El Senado de la Nación prevé debatir este jueves, desde el mediodía, el proyecto de ley de «Inviolabilidad de la Propiedad Privada», una de las iniciativas impulsadas por el Gobierno de Javier Milei que ya obtuvo dictamen de mayoría en comisiones tras varios meses de discusión.
Mientras el oficialismo sostiene que la norma busca fortalecer las garantías sobre el derecho de propiedad, distintos sectores políticos, organizaciones ambientalistas, especialistas y referentes sociales advierten que varios de sus artículos implican un cambio profundo en la regulación del territorio argentino y podrían afectar la soberanía nacional. En ese sentido, podría hasta permitir la connivencia con funcionarios públicos que ante una compra ilegal solamente tendrían que guardar silencio, mientras que en la actualidad están obligados a expresar una autorización para avanzar con una adquisición.

La derogación de la Ley de Tierras, uno de los principales cuestionamientos
Uno de los puntos más controvertidos del proyecto es la derogación de la Ley 26.737 de Tierras Rurales, vigente desde 2011. La legislación actual establece que las personas físicas o jurídicas extranjeras no pueden superar el 15% de la titularidad de las tierras rurales del país, además de fijar límites por nacionalidad y por extensión territorial.
Con la reforma impulsada por el Ejecutivo, esas restricciones desaparecerían, permitiendo que capitales extranjeros puedan adquirir tierras sin esos topes legales. Para los críticos, esto abre la posibilidad de una mayor extranjerización de recursos estratégicos, ya que muchas de esas superficies contienen reservas de agua dulce, litio, petróleo, gas, minerales y áreas de alto valor productivo.
Otro de los cuestionamientos apunta a la flexibilización de las restricciones sobre la adquisición de inmuebles ubicados en zonas de seguridad de frontera. Actualmente, la compra de tierras en esos sectores requiere autorizaciones especiales debido a su importancia para la defensa y el control territorial.
Quienes rechazan el proyecto sostienen que eliminar esas limitaciones podría favorecer el ingreso de intereses extranjeros sobre áreas consideradas estratégicas y dificultar las tareas de control por parte del Estado argentino. Según esta mirada, la soberanía no solo se vincula con la posesión formal del territorio, sino también con la capacidad efectiva del Estado para administrar espacios sensibles desde el punto de vista geopolítico.
Las críticas también alcanzan los cambios propuestos sobre la Ley de Manejo del Fuego. El proyecto elimina restricciones que actualmente impiden modificar el uso de los terrenos afectados por incendios durante determinados plazos y que se hacen para prevenir incendios intencionales con el objetivo de adueñarse de algún territorio.

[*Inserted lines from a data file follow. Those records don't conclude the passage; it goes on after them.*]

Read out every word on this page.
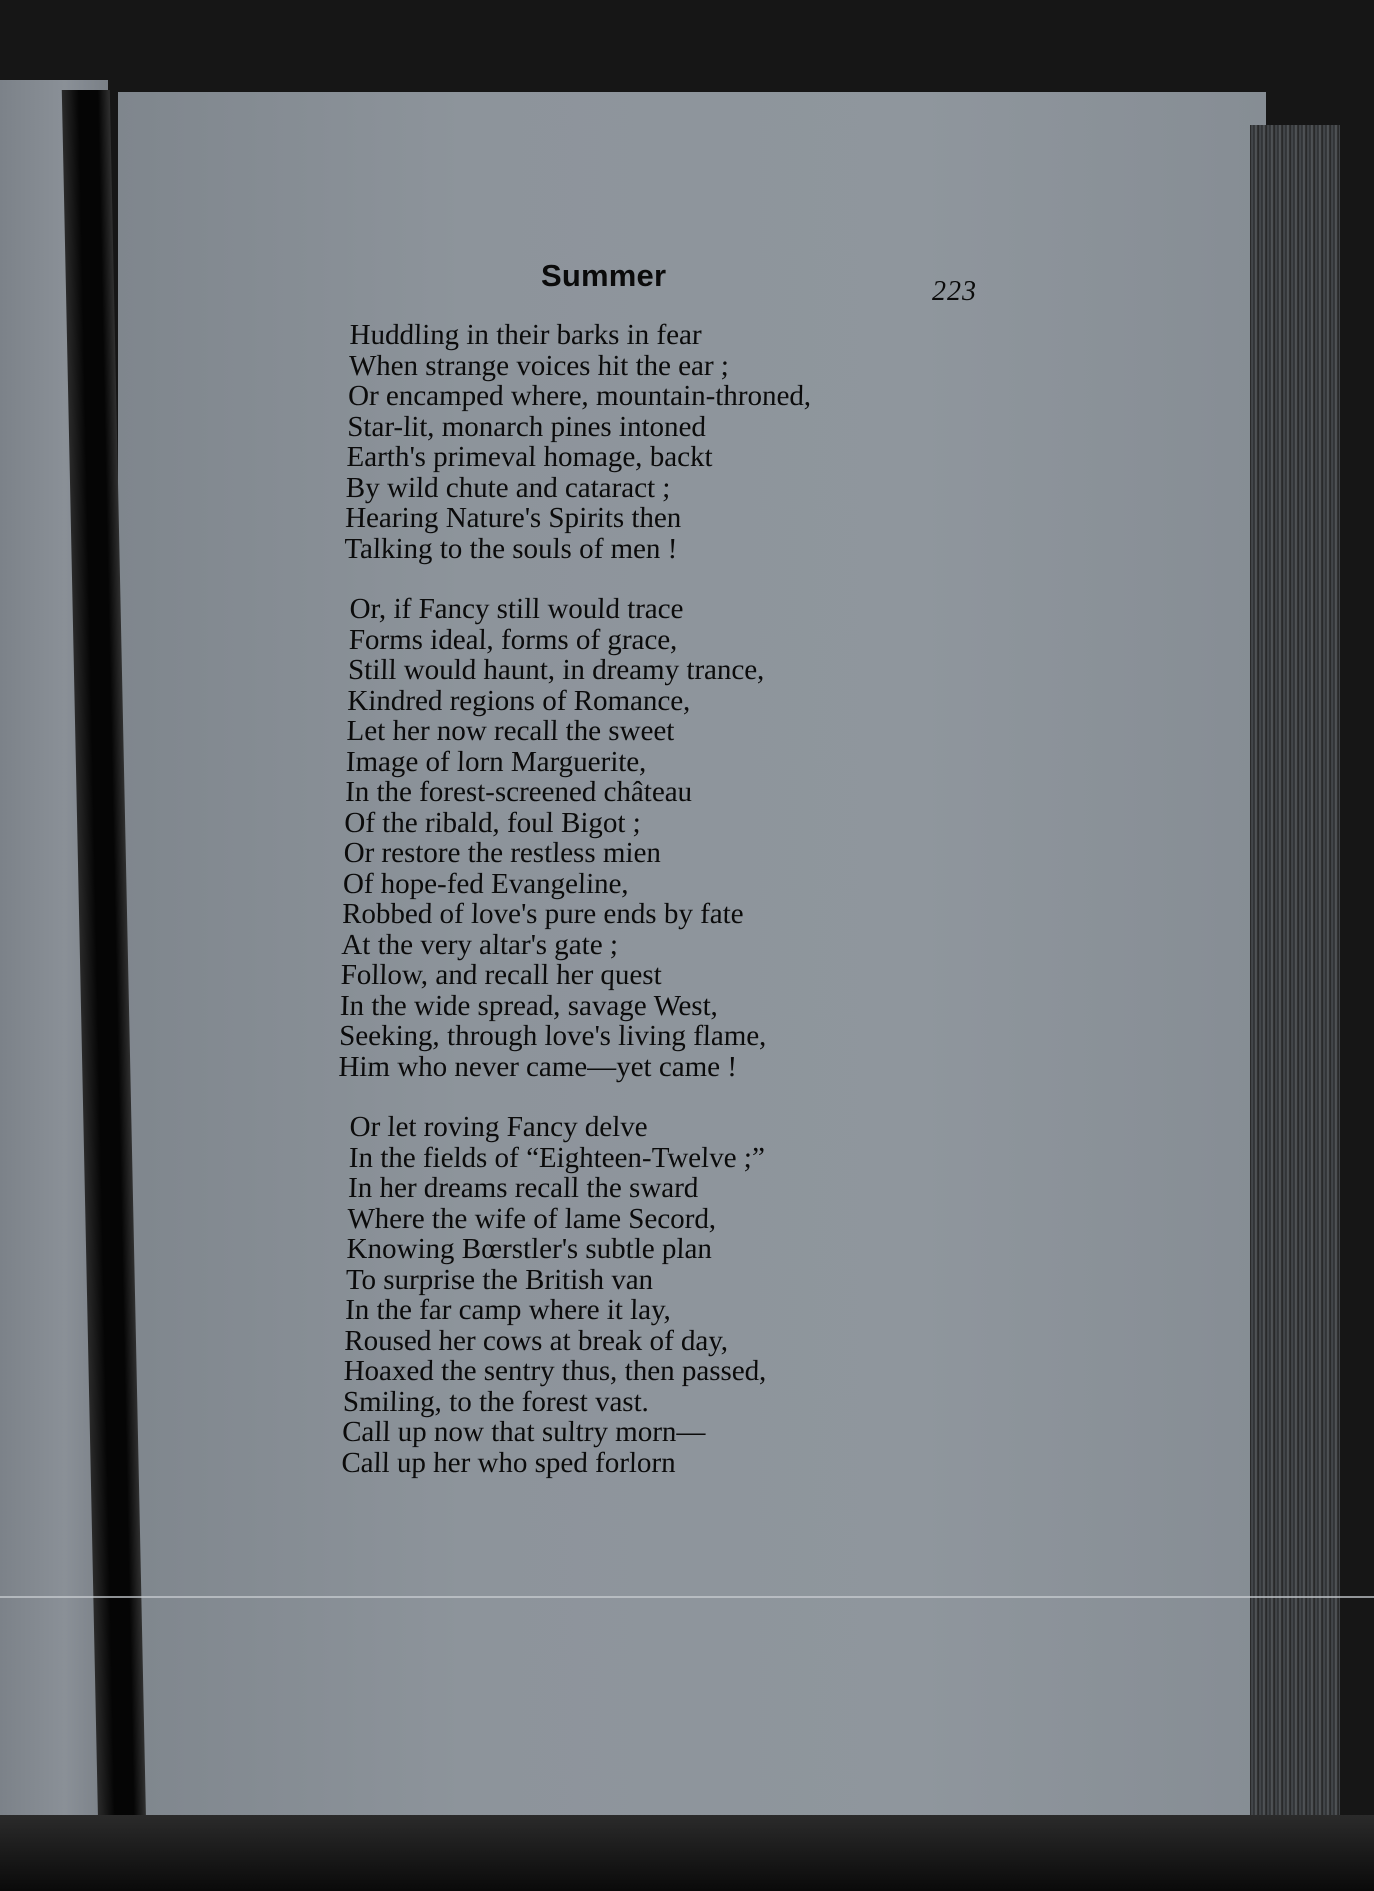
Summer	223

Huddling in their barks in fear
When strange voices hit the ear ;
Or encamped where, mountain-throned,
Star-lit, monarch pines intoned
Earth's primeval homage, backt
By wild chute and cataract ;
Hearing Nature's Spirits then
Talking to the souls of men !

Or, if Fancy still would trace
Forms ideal, forms of grace,
Still would haunt, in dreamy trance,
Kindred regions of Romance,
Let her now recall the sweet
Image of lorn Marguerite,
In the forest-screened château
Of the ribald, foul Bigot ;
Or restore the restless mien
Of hope-fed Evangeline,
Robbed of love's pure ends by fate
At the very altar's gate ;
Follow, and recall her quest
In the wide spread, savage West,
Seeking, through love's living flame,
Him who never came—yet came !

Or let roving Fancy delve
In the fields of “Eighteen-Twelve ;”
In her dreams recall the sward
Where the wife of lame Secord,
Knowing Bœrstler's subtle plan
To surprise the British van
In the far camp where it lay,
Roused her cows at break of day,
Hoaxed the sentry thus, then passed,
Smiling, to the forest vast.
Call up now that sultry morn—
Call up her who sped forlorn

Organizaciones ambientalistas advierten que esta modificación podría incentivar maniobras especulativas sobre tierras incendiadas y facilitar la adquisición de grandes extensiones por parte de desarrolladores inmobiliarios o empresas interesadas en la explotación de recursos naturales. En ese escenario, sostienen que ecosistemas estratégicos como bosques nativos, humedales y otras áreas de alto valor ambiental quedarían más expuestos a procesos de privatización y explotación.
Aunque el proyecto lleva el nombre de «Inviolabilidad de la Propiedad Privada», buena parte del debate gira en torno al modelo de administración del territorio y de los recursos naturales. Para sus detractores, la combinación de la derogación de la Ley de Tierras Rurales, la flexibilización de las normas sobre zonas de frontera y las modificaciones a la Ley de Manejo del Fuego configura un escenario que podría debilitar la capacidad del Estado para preservar áreas estratégicas y proteger bienes comunes. Con esas posiciones enfrentadas, el Senado iniciará este jueves una discusión que trasciende el derecho de propiedad y pone en el centro del debate el alcance de la soberanía sobre el territorio argentino.